La réversion d'usufruit consiste, pour un époux, à donner la nue-propriété d'un bien à ses enfants tout en se réservant l'usufruit, et à prévoir que cet usufruit sera transmis au conjoint survivant.
Les enfants deviennent propriétaires du capital dès la donation. La pleine propriété ne se reconstitue qu'au décès du survivant des deux époux, sans qu'aucune nouvelle transmission ne soit juridiquement constatée.
La Cour de cassation considère désormais que la réversion d'usufruit constitue une donation à terme de biens présents. Le droit du conjoint naît dès la signature de l'acte de donation, même si son exercice est différé jusqu'au décès du donateur.

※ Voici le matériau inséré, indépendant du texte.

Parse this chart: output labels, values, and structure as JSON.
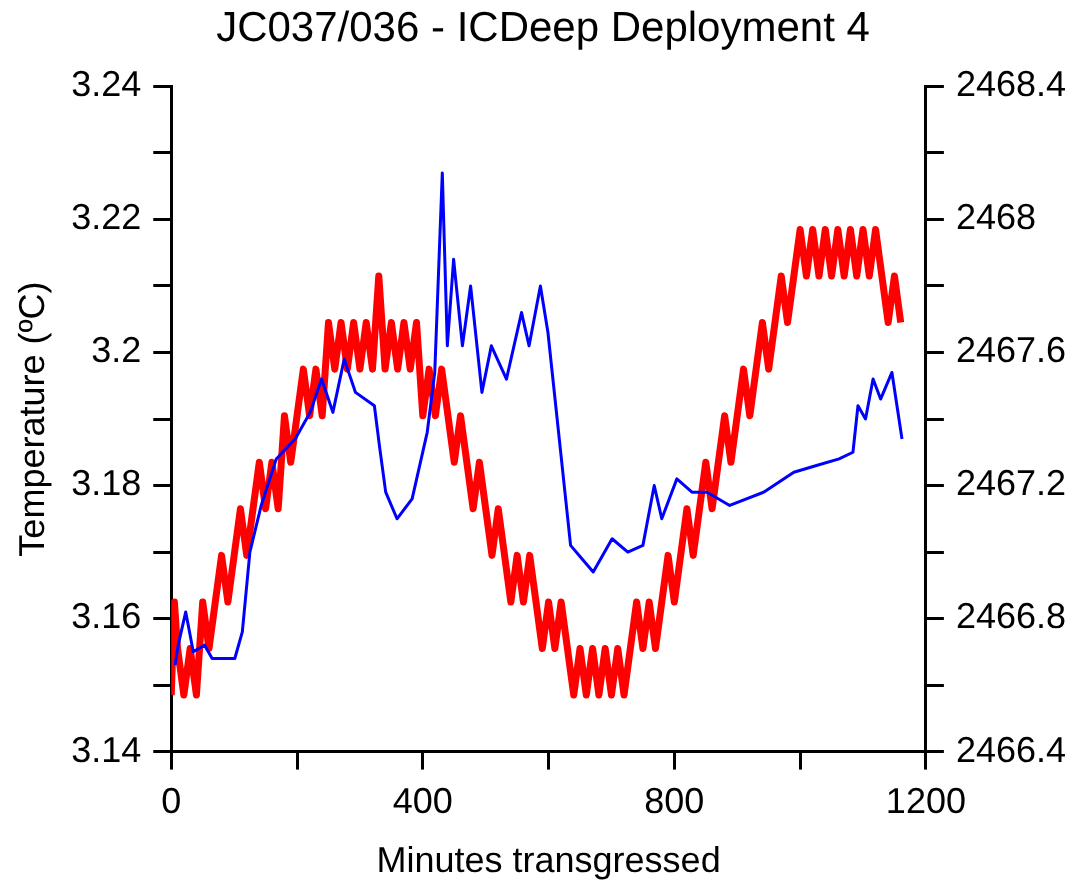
{
  "chart_data": {
    "type": "line",
    "title": "JC037/036 - ICDeep Deployment 4",
    "xlabel": "Minutes transgressed",
    "ylabel": "Temperature (ºC)",
    "xlim": [
      0,
      1200
    ],
    "xticks": [
      0,
      {
        "value": 200,
        "label": null
      },
      400,
      {
        "value": 600,
        "label": null
      },
      800,
      {
        "value": 1000,
        "label": null
      },
      1200
    ],
    "ylim": [
      3.14,
      3.24
    ],
    "yticks": [
      3.14,
      {
        "value": 3.15,
        "label": null
      },
      3.16,
      {
        "value": 3.17,
        "label": null
      },
      3.18,
      {
        "value": 3.19,
        "label": null
      },
      3.2,
      {
        "value": 3.21,
        "label": null
      },
      3.22,
      {
        "value": 3.23,
        "label": null
      },
      3.24
    ],
    "y2lim": [
      2466.4,
      2468.4
    ],
    "y2ticks": [
      2466.4,
      {
        "value": 2466.6,
        "label": null
      },
      2466.8,
      {
        "value": 2467,
        "label": null
      },
      2467.2,
      {
        "value": 2467.4,
        "label": null
      },
      2467.6,
      {
        "value": 2467.8,
        "label": null
      },
      2468,
      {
        "value": 2468.2,
        "label": null
      },
      2468.4
    ],
    "grid": false,
    "legend": false,
    "marker": "none",
    "line_style": "solid",
    "series": [
      {
        "color": "#ff0000",
        "axis": "y2",
        "x": [
          0,
          5,
          10,
          20,
          30,
          40,
          50,
          60,
          70,
          80,
          90,
          100,
          110,
          120,
          130,
          140,
          150,
          160,
          170,
          180,
          190,
          200,
          210,
          220,
          230,
          240,
          250,
          260,
          270,
          280,
          290,
          300,
          310,
          320,
          330,
          340,
          350,
          360,
          370,
          380,
          390,
          400,
          410,
          420,
          430,
          440,
          450,
          460,
          470,
          480,
          490,
          500,
          510,
          520,
          530,
          540,
          550,
          560,
          570,
          580,
          590,
          600,
          610,
          620,
          630,
          640,
          650,
          660,
          670,
          680,
          690,
          700,
          710,
          720,
          730,
          740,
          750,
          760,
          770,
          780,
          790,
          800,
          810,
          820,
          830,
          840,
          850,
          860,
          870,
          880,
          890,
          900,
          910,
          920,
          930,
          940,
          950,
          960,
          970,
          980,
          990,
          1000,
          1010,
          1020,
          1030,
          1040,
          1050,
          1060,
          1070,
          1080,
          1090,
          1100,
          1110,
          1120,
          1130,
          1140,
          1150,
          1160
        ],
        "values": [
          2466.57,
          2466.85,
          2466.71,
          2466.57,
          2466.71,
          2466.57,
          2466.85,
          2466.71,
          2466.85,
          2466.99,
          2466.85,
          2466.99,
          2467.13,
          2466.99,
          2467.13,
          2467.27,
          2467.13,
          2467.27,
          2467.13,
          2467.41,
          2467.27,
          2467.41,
          2467.55,
          2467.41,
          2467.55,
          2467.41,
          2467.69,
          2467.55,
          2467.69,
          2467.55,
          2467.69,
          2467.55,
          2467.69,
          2467.55,
          2467.83,
          2467.55,
          2467.69,
          2467.55,
          2467.69,
          2467.55,
          2467.69,
          2467.41,
          2467.55,
          2467.41,
          2467.55,
          2467.41,
          2467.27,
          2467.41,
          2467.27,
          2467.13,
          2467.27,
          2467.13,
          2466.99,
          2467.13,
          2466.99,
          2466.85,
          2466.99,
          2466.85,
          2466.99,
          2466.85,
          2466.71,
          2466.85,
          2466.71,
          2466.85,
          2466.71,
          2466.57,
          2466.71,
          2466.57,
          2466.71,
          2466.57,
          2466.71,
          2466.57,
          2466.71,
          2466.57,
          2466.71,
          2466.85,
          2466.71,
          2466.85,
          2466.71,
          2466.85,
          2466.99,
          2466.85,
          2466.99,
          2467.13,
          2466.99,
          2467.13,
          2467.27,
          2467.13,
          2467.27,
          2467.41,
          2467.27,
          2467.41,
          2467.55,
          2467.41,
          2467.55,
          2467.69,
          2467.55,
          2467.69,
          2467.83,
          2467.69,
          2467.83,
          2467.97,
          2467.83,
          2467.97,
          2467.83,
          2467.97,
          2467.83,
          2467.97,
          2467.83,
          2467.97,
          2467.83,
          2467.97,
          2467.83,
          2467.97,
          2467.83,
          2467.69,
          2467.83,
          2467.69
        ]
      },
      {
        "color": "#0000ff",
        "x": [
          6,
          11,
          23,
          35,
          53,
          65,
          101,
          113,
          125,
          143,
          167,
          197,
          221,
          239,
          257,
          275,
          293,
          323,
          331,
          341,
          359,
          383,
          407,
          419,
          431,
          439,
          449,
          463,
          476,
          494,
          509,
          533,
          557,
          569,
          587,
          599,
          617,
          635,
          653,
          671,
          701,
          726,
          750,
          768,
          780,
          804,
          828,
          852,
          888,
          942,
          990,
          1026,
          1062,
          1084,
          1092,
          1104,
          1116,
          1128,
          1146,
          1162
        ],
        "values": [
          3.153,
          3.156,
          3.161,
          3.155,
          3.156,
          3.154,
          3.154,
          3.158,
          3.17,
          3.177,
          3.184,
          3.187,
          3.191,
          3.196,
          3.191,
          3.199,
          3.194,
          3.192,
          3.186,
          3.179,
          3.175,
          3.178,
          3.188,
          3.197,
          3.227,
          3.201,
          3.214,
          3.201,
          3.21,
          3.194,
          3.201,
          3.196,
          3.206,
          3.201,
          3.21,
          3.203,
          3.187,
          3.171,
          3.169,
          3.167,
          3.172,
          3.17,
          3.171,
          3.18,
          3.175,
          3.181,
          3.179,
          3.179,
          3.177,
          3.179,
          3.182,
          3.183,
          3.184,
          3.185,
          3.192,
          3.19,
          3.196,
          3.193,
          3.197,
          3.187
        ]
      }
    ]
  }
}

L'article 796-0 quater du Code général des impôts prévoit que les réversions d'usufruit relèvent du régime des droits de mutation par décès. En pratique, lorsque le conjoint récupère l'usufruit au décès, aucun droit n'est dû, dès lors que les époux ou partenaires sont mariés ou pacsés.
| Outil | Mécanisme | Fiscalité au 1er décès | Protection conjoint | Coût notarial |
|---|---|---|---|---|
| Usufruit successif (art. 949 C.civ.) | Transmission auto au 2e bénéficiaire | Aucune | Jusqu'au décès du conjoint | Acte notarié de donation |
| Réversion d'usufruit | Quasi identique mais clause contractuelle | Aucune | Jusqu'au décès | Acte notarié |
| Donation au dernier vivant | Donation entre époux à effet au décès | Aucune (exo entre époux) | Très souple (4 options) | ~150-300 € |
| Quasi-usufruit conventionnel | Usufruit sur somme d'argent | Variable | Jouissance des liquidités | Variable |
(1) Couples avec enfants d'une précédente union — protège le conjoint sans déshériter ; (2) Familles patrimoniales — transmettre la NP aux enfants tout en garantissant la jouissance ; (3) Dirigeants âgés — combine optimisation fiscale et sécurité du conjoint.

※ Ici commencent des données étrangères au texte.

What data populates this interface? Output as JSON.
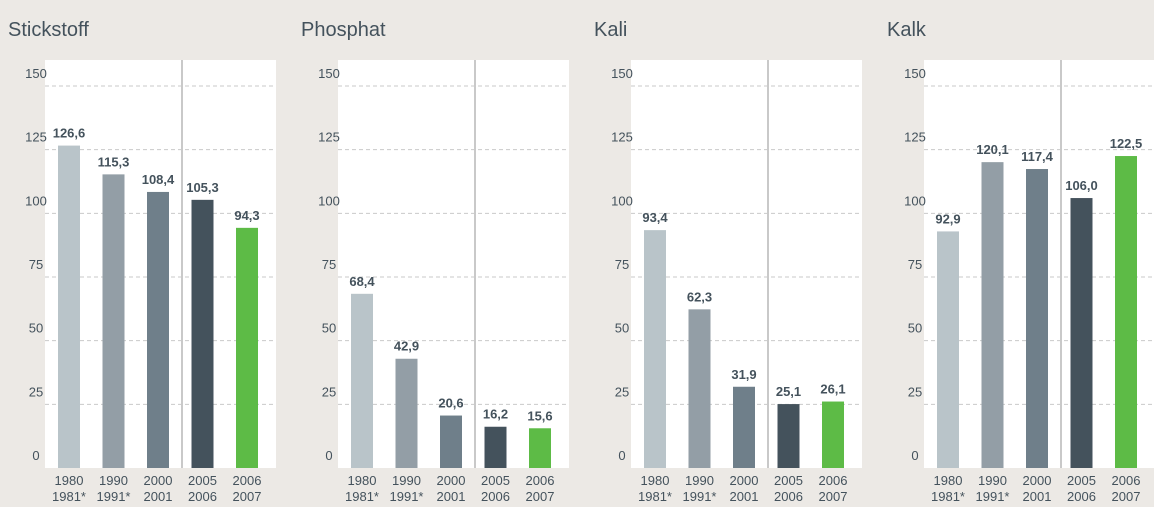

Le second usufruit s'ouvre automatiquement sans imposition. L'administration considère qu'il s'agit d'une continuation du démembrement initial (BOI-ENR-DMTG-10-50-30). Le second bénéficiaire ne paie aucun droit. À son décès, la pleine propriété se reconstitue chez les nus-propriétaires également sans droits de succession.
Oui, sous conditions. Le Pacte Dutreil exige le respect de l'engagement de conservation pendant 8 ans (2+6 depuis LFI 2026). L'extinction puis réouverture de l'usufruit ne rompt pas l'engagement si les nus-propriétaires conservent les titres. Prévoir dans l'acte que les décisions stratégiques appartiennent au nu-propriétaire.
Émoluments du notaire (~1,5 à 2 % de la valeur), droits de donation (calculés sur la NP, barème art. 669 CGI). Pour une donation de NP d'un bien de 1 000 000 € par un donateur de 65 ans : environ 120 000 € pour 2 enfants (vs ~300 000 € en succession classique). L'économie justifie l'anticipation.